Highly sought projects have been planned at the federal level to prevent landslides and enhance biodiversity along the banks of the Kyangdi Khola and Shukla Gandaki Rivers.The projects are expected to protect rapidly urbanized cities in this area.

==Simle-Putali Bazaar Economic Corridor==

The proposed Simle-Putali Bazaar will connect the sub-metropolitan area with the district headquarters of Syangja, Putali Bazar. Development of this corridor has been in the works to enhance agriculture and animal husbandry in the region. It is expected to improve the socioeconomic status of the farmers to alleviate poverty and reduce international emigration of local residents.

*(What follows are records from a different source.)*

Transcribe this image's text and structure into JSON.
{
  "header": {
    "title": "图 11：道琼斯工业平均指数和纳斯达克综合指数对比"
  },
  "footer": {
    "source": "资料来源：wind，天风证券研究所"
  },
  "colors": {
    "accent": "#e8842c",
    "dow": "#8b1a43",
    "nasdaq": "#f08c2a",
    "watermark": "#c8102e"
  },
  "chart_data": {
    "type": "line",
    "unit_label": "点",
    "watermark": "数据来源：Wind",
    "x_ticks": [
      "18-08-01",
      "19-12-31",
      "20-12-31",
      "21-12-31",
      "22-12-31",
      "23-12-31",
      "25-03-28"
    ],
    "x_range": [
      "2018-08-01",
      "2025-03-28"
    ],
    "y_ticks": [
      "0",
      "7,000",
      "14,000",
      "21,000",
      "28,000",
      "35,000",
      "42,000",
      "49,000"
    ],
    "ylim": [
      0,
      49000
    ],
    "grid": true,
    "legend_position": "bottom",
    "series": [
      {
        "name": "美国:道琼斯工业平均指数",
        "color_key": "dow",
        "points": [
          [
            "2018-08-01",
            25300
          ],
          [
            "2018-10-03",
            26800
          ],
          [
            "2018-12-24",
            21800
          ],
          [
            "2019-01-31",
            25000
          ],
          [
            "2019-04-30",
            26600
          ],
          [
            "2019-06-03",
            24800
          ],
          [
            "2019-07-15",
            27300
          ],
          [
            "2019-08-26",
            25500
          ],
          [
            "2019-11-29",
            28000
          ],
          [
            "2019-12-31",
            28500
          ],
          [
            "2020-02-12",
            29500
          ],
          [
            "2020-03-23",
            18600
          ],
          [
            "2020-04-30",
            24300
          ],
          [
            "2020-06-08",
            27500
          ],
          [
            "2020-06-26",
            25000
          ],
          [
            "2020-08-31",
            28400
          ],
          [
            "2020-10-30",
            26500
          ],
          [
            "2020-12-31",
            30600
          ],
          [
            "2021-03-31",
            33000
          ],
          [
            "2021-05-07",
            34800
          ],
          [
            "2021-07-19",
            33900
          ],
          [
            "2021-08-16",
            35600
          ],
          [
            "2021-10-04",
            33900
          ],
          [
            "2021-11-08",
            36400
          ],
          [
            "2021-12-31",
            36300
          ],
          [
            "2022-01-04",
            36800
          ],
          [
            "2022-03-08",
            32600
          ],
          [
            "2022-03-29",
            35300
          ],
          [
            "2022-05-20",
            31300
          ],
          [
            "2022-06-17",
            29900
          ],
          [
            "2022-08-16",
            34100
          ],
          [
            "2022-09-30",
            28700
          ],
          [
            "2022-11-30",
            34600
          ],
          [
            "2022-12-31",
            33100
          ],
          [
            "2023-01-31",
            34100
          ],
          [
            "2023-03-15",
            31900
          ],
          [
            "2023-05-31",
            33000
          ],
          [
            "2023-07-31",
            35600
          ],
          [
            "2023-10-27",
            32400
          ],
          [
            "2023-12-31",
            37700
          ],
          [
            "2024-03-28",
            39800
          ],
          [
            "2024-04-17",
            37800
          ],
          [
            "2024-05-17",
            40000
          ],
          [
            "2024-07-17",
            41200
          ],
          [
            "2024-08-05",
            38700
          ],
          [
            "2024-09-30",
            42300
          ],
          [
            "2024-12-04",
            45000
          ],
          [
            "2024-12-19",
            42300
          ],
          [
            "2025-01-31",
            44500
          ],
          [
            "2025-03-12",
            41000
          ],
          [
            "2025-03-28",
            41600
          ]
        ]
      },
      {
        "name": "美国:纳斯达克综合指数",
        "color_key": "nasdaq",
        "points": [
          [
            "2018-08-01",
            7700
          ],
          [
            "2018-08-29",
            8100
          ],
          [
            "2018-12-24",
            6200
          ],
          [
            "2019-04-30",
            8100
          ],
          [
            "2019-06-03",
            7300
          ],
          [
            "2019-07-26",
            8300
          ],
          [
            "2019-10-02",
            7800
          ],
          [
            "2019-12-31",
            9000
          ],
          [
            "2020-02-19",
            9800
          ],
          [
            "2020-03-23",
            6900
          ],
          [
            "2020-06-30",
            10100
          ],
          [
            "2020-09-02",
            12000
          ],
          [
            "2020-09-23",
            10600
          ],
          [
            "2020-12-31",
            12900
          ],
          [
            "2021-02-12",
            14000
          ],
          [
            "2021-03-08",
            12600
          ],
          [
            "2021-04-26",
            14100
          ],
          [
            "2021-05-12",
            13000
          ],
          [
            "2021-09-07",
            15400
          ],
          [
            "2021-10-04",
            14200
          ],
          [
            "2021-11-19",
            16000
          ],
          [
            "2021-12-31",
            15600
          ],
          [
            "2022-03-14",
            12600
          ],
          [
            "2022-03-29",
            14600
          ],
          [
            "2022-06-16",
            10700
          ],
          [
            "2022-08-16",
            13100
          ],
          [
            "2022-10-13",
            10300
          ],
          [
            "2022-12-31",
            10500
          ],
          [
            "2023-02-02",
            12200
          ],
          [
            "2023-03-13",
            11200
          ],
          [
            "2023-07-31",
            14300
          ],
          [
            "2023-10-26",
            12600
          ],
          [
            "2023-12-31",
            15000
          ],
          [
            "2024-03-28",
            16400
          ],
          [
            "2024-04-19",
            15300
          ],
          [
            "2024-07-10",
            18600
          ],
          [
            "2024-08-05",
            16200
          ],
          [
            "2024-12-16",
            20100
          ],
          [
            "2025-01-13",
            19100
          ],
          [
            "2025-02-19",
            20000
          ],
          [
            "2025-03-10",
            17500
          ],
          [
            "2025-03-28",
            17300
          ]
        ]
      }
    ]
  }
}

==Guna Nidhi Khanal Memorial Trust==

The Guna Nidhi Khanal Memorial Trust is a non-profit organisation that was established in the renowned social worker's memory. The trust provides scholarships to students from economically disadvantaged households and regularly conducts health camps to provide education, donates free medicines to marginalized population and empower health care workers.